Bei der Runde "Industry Invest: High Stakes" sprachen unter anderem der AEG-Europachef Alex Hill und der deutsche Finanzexperte Matthias C. Just von der Mayland AG über die Auswirkungen und Möglichkeiten von weiteren Beteiligungen an der Livebranche. So strich Hill heraus, dass man in die Livebranche in ihrer jetzigen Struktur besser investieren könne, Dadurch könnten etwa europaweit die benötigten, neuen Arenen entstehen.

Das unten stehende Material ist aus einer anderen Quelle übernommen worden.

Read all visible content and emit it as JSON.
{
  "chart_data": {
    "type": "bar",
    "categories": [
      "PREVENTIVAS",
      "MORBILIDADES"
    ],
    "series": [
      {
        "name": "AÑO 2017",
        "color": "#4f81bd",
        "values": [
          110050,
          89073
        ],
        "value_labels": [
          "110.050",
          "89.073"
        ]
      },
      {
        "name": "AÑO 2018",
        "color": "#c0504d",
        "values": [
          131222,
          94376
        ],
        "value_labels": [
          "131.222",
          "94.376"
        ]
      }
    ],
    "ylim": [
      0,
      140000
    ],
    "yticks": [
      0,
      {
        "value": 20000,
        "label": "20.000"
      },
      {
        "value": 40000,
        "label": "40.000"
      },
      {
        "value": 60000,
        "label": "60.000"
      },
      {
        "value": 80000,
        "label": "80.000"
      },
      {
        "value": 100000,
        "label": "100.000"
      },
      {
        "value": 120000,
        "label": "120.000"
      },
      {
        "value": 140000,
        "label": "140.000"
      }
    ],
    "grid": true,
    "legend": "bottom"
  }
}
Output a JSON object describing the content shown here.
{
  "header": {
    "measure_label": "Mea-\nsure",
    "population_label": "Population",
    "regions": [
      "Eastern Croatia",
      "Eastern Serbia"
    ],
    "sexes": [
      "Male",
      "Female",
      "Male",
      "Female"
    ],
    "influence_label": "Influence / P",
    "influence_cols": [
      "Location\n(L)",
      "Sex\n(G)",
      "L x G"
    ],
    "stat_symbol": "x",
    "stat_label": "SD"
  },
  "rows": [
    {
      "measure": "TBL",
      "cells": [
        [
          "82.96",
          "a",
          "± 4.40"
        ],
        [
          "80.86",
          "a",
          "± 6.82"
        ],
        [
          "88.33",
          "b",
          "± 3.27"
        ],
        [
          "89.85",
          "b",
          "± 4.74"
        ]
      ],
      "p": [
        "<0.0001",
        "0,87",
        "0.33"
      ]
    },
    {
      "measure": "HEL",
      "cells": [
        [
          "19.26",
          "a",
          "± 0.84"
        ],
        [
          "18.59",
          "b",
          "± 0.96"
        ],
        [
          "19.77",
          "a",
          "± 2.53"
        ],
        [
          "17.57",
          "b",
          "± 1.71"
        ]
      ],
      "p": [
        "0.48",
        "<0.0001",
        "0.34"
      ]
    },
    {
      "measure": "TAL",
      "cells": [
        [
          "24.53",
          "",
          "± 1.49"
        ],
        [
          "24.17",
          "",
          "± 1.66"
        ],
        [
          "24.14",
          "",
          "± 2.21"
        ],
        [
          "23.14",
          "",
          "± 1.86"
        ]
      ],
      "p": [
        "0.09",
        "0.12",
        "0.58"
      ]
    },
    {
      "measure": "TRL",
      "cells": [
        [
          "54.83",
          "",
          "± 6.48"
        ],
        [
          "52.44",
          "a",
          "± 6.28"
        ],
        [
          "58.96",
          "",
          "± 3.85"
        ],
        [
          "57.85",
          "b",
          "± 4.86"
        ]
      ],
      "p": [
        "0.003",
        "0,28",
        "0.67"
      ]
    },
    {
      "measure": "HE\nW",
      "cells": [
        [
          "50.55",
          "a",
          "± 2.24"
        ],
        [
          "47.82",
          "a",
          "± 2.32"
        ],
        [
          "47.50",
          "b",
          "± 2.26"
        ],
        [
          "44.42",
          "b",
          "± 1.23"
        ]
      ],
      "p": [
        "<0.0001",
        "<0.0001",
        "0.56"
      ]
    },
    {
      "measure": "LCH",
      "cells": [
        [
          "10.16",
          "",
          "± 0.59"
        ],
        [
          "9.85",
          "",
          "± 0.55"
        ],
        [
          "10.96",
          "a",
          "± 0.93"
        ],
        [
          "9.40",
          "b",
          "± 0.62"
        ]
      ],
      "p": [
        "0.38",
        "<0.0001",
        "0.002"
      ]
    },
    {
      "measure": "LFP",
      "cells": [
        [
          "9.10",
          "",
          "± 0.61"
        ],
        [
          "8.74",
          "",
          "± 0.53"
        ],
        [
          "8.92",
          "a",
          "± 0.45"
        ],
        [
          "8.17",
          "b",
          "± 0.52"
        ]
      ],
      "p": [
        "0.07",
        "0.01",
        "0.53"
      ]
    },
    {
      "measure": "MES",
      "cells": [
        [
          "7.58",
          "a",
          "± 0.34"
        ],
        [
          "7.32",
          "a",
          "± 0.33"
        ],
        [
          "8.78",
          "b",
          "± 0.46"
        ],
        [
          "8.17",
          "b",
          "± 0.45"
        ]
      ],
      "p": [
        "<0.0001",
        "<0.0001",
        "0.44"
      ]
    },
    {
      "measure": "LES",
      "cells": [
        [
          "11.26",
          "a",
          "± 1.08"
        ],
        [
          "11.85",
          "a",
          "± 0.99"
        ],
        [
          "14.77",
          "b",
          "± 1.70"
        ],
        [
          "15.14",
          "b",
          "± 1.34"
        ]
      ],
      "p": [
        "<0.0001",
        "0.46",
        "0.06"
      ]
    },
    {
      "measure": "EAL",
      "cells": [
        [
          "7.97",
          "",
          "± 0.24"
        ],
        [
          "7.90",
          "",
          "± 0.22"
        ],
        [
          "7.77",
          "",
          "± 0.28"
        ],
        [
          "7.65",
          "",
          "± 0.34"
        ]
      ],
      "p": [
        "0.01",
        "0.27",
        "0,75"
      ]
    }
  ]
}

Eine Reise in die Vergangenheit unternahmen indes der einstige Manager von Acts wie den Dire Straits, Scott Walker oder Bryan Ferry, Ed Bicknell, und sein Gast Peter Rudge. Der legendäre Manager und Agent erzählte bei Bicknells jährlichem "Late Breakfast Meeting" aus seiner Zeit mit The Who, den Rolling Stones, Duran Duran oder Lynyrd Skynyrd, bei dessen Flugzeugabsturz er nur wegen eines anderen Termins nicht in der Unglücksmaschine saß.

Zwischen den Panels und Workshops gab es auch Zeit zum Netzwerken, zudem hatte Christoph Scholz ausgewählte Geschäftspartner in seine Suite im Royal Garden eingeladen. Am Abend fand die elfte Ausgabe des niederländischen Showcaseformats "The D-Factor Impact Party" statt, die erstmals im Hotel Baglioni über die Bühne ging. Hier begrüßte Bas Reeders vom Dutch Music Export die zahlreichen ILMC-Delegierten, bevor dann die Bands 45AcidBabies, Ten Times A Million und DeWolff jeweils eine halbe Stunde lang spielten und Getränke sowie Speisen gereicht wurden.

Weitere Netzwerkmöglichkeiten ergaben sich bei den spielerisch-sportlichen Events, die die ILMC jedes Jahr ausrichtet. So fanden bis weit nach Mitternacht die Wettbewerbe "It's A Copout: The Cheapest Game Show In Town, "The 'Call My Bluff' Texas Hold 'Em Poker Tourney" und "The 'It's a Knockout!' Table Football Cup" statt.